Autecological properties of 3-chlorobenzoate-degrading bacteria and their population dynamics when introduced into sediments

350 210 Stroud Water Research Center

Bott, T.L., and L.A. Kaplan. 2002. Microbial Ecology 43:199–216.

doi: 10.1007/s00248-001-1034-4


Ecologically significant properties of wild-type and genetically engineered bacteria capable of degrading 3-chlorobenzoate (3-CB) were compared in the laboratory, and isolates were introduced into streambed sediments in microcosms to observe their population dynamics. 3-CB metabolism, growth on algal extract, temperature optima, and ingestion by protozoa were ecological properties considered relevant to the persistence of these bacteria if introduced into nature.
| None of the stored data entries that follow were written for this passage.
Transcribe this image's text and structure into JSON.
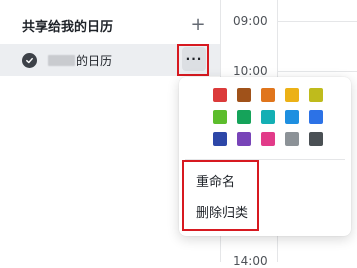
{
  "sidebar": {
    "section_title": "共享给我的日历",
    "add_icon": "plus-icon",
    "calendar": {
      "name_suffix": "的日历",
      "checked": true,
      "more_label": "···"
    }
  },
  "timeline": {
    "hours": [
      "09:00",
      "10:00",
      "14:00"
    ]
  },
  "color_menu": {
    "colors": [
      "#db3a3a",
      "#a0521a",
      "#e0751c",
      "#ecb116",
      "#bfbb1c",
      "#5cbd2c",
      "#15a35a",
      "#13afb4",
      "#1e8fe0",
      "#2c72e6",
      "#2d47a8",
      "#7844b8",
      "#e23b89",
      "#8c9297",
      "#4a5054"
    ],
    "items": [
      {
        "label": "重命名"
      },
      {
        "label": "删除归类"
      }
    ]
  },
  "highlight_color": "#d71920"
}
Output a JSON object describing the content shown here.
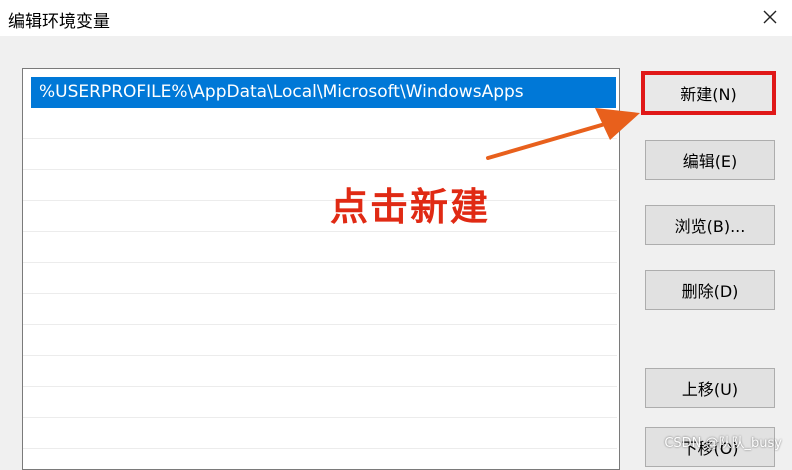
{
  "window": {
    "title": "编辑环境变量",
    "close_icon": "close-icon"
  },
  "list": {
    "items": [
      "%USERPROFILE%\\AppData\\Local\\Microsoft\\WindowsApps"
    ],
    "selected_index": 0
  },
  "buttons": {
    "new": "新建(N)",
    "edit": "编辑(E)",
    "browse": "浏览(B)...",
    "delete": "删除(D)",
    "move_up": "上移(U)",
    "move_down": "下移(O)"
  },
  "annotation": {
    "text": "点击新建",
    "arrow_icon": "arrow-icon"
  },
  "watermark": "CSDN @队队_busy",
  "colors": {
    "selection": "#0078d7",
    "highlight_border": "#e01818",
    "annotation": "#e02a14"
  }
}
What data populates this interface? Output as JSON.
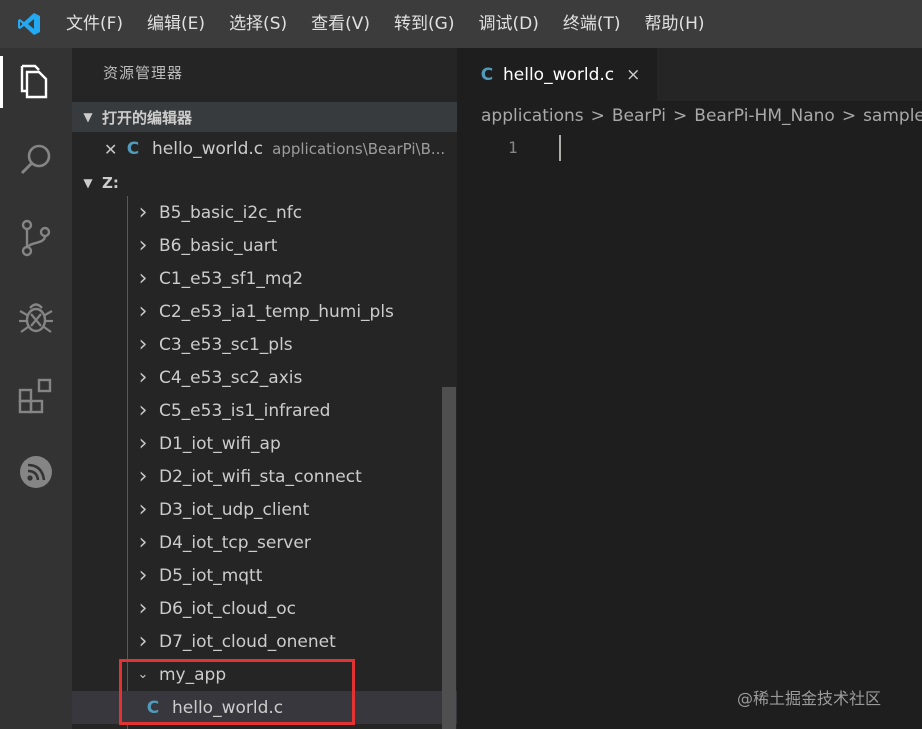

Cell-specific Vmax for 3-CB metabolism and cell-specific mineralization rates each spanned approximately 2 orders of magnitude, but isolates did not rank consistently. The Ks for 3-CB metabolism for Alcaligenes sp. BR60 was approximately 40-fold lower than the mean value for the other isolates, which differed only approximately 4-fold among themselves. All isolates grew on an algal extract nearly as well as on tryptone-yeast extract, implying potential for survival on natural metabolic substrates in situ. Most isolates had temperature optima that were 3-15 degrees C higher than maximum stream water temperature (22 degrees C). Ciliates preferentially ingested P. acidovorans M3GY, and either P. putida RC-4(pSI30) or its parent strain were least preferred, but microflagellates did not exhibit consistent preferences. Fluorescent antibodies were prepared against isolates to permit detection of target cells in natural communities. In three different microcosm experiments the cell densities of introduced isolates declined over a period of days. In one experiment, 3-CB additions (100 mg/L) led to increases of P. alcaligenes C-0 and P. acidovorans M3GY cell densities within 1 day, although P. putida RC-4(pSI30) took 4 days. In a second experiment, the persistence of P. putida RC-4(pSI30) and its parent strain P. putida RC-4 were compared and rates of initial population decline were not statistically different. 3-CB addition stimulated the growth of other organisms while densities of the P. putida strains further declined. In a third experiment exposure to 100 mg 3-CB/L slowed the rate of decline of P. acidovorans M3GY densities compared to a 10 mg/L concentration or unamended control. Competition with the native flora was a significant factor affecting the persistence of introduced 3-CB degraders.


NSF Award No. DEB-0096276. Title: LTREB: Stream ecosystem structure and function within a maturing deciduous forest. Duration: August 1998–July 2003.